It’s one thing to see a writer read her own work, but when someone else gets their hands on it, the fluid dynamic between story and storyteller is revealed. How much is the reader outside of the story, telling it to an audience of listeners? Can an actor inhabit the whole story as if the narration is a role? Is there a character inside the story that he might slip into?
Some answers lie in the May 1 performance of Selected Shorts at the Getty Center. Selected Shorts pairs short stories with actors, who read, alone, on a simple stage. Host Isiah Sheffer, of New York’s Symphony Space, welcomed Leonard Nimoy, Ed Asner, Fionnula Flanagan, and Jacqueline Kim as each read a story on the theme “At Home.”
Leonard Nimoy read “Porte-Cochere,” a story by Peter Taylor published in 1946 in The New Yorker. In it, an aging father listens to his adult children from his upstairs study. Not able to hear them clearly, his thoughts cycle from imagined slights to boastful challenges and into his own deep past. Once formidable, now diminished, he is losing his capacities—all but the ability to wound, which he does with terrible pleasure. Like many excellent stories, it was unsettling, and Nimoy read with quiet care, knowing when and how to strike. Dressed in black, his graying hair cropped short, he smiled warmly and bowed as he finished, as if to remind the audience that he was not the cold man in the story he’d just told. Immediately after, during intermission, I heard rumblings that the story had upset some listeners—which, as far as I’m concerned, is a good thing.

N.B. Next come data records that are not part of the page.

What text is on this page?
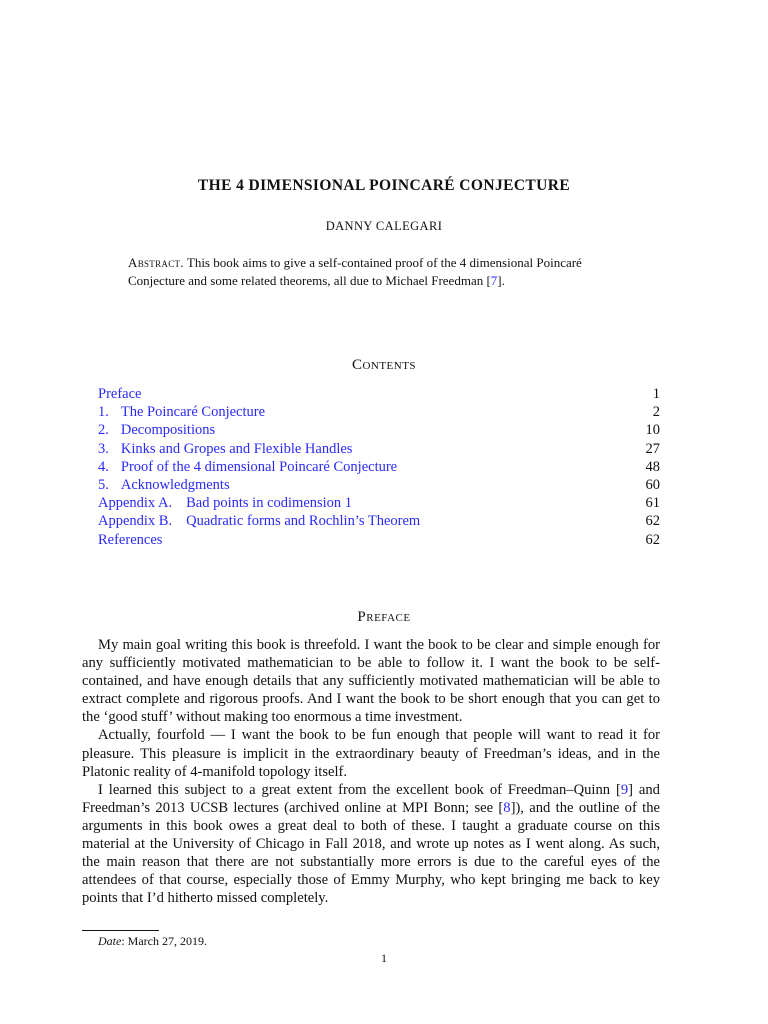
THE 4 DIMENSIONAL POINCARÉ CONJECTURE
DANNY CALEGARI
Abstract. This book aims to give a self-contained proof of the 4 dimensional Poincaré Conjecture and some related theorems, all due to Michael Freedman [7].
Contents
Preface	1
1. The Poincaré Conjecture	2
2. Decompositions	10
3. Kinks and Gropes and Flexible Handles	27
4. Proof of the 4 dimensional Poincaré Conjecture	48
5. Acknowledgments	60
Appendix A. Bad points in codimension 1	61
Appendix B. Quadratic forms and Rochlin’s Theorem	62
References	62
Preface

My main goal writing this book is threefold. I want the book to be clear and simple enough for any sufficiently motivated mathematician to be able to follow it. I want the book to be self-contained, and have enough details that any sufficiently motivated mathematician will be able to extract complete and rigorous proofs. And I want the book to be short enough that you can get to the ‘good stuff’ without making too enormous a time investment.

Actually, fourfold — I want the book to be fun enough that people will want to read it for pleasure. This pleasure is implicit in the extraordinary beauty of Freedman’s ideas, and in the Platonic reality of 4-manifold topology itself.

I learned this subject to a great extent from the excellent book of Freedman–Quinn [9] and Freedman’s 2013 UCSB lectures (archived online at MPI Bonn; see [8]), and the outline of the arguments in this book owes a great deal to both of these. I taught a graduate course on this material at the University of Chicago in Fall 2018, and wrote up notes as I went along. As such, the main reason that there are not substantially more errors is due to the careful eyes of the attendees of that course, especially those of Emmy Murphy, who kept bringing me back to key points that I’d hitherto missed completely.

Date: March 27, 2019.
1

Following the break, Fionnula Flanagan, a veteran of Selected Shorts and looking chicer than her character Eloise on “Lost,” performed as a demonstrative storyteller, creating a scene, using her hands to describe the motions of the characters in the story “Household” by Yasunari Kawabata. The Japanese author, known for his sophisticated stories, won the Nobel Prize for Literature in 1968.
Ed Asner, who came next, had a noticeably different approach; he read “Plumbing,” an early story by John Updike. Told in the first person, it follows the thoughts of a man about the places he has lived. “Our house forgot us in a day,” the man says in the story; by contrast, the man cannot forget his actions in those places, no matter that he has physically moved on. Wearing a dark suit and sporting a bright red tie, Asner stood at the microphone, hands in his pockets, reading the story as if the words were thoughts that had just popped into his mind. Although Updike had written the story as a relatively young man, its meditations on aging took on a deeper tone when read by Asner, now 80 and white-haired.
To my ear, it is the stories that reach deep enough to resonate emotionally—even if that emotion is uncomfortable—that resonate best. Sometimes a lighter story, like the one read by Jacqueline Kim, whose career has ranged from Xena: Warrior Princess to lead roles in Electra and The Seagull on stage—“Not Quite Home Alone” by Krista McGruder—doesn’t quite take hold.
You can hear Selected Shorts via podcast weekly, and this weekend’s readings will be yours to enjoy online by the fall. But Selected Shorts comes to the Getty only once a year. Look for it again on March 26 and 27, 2011.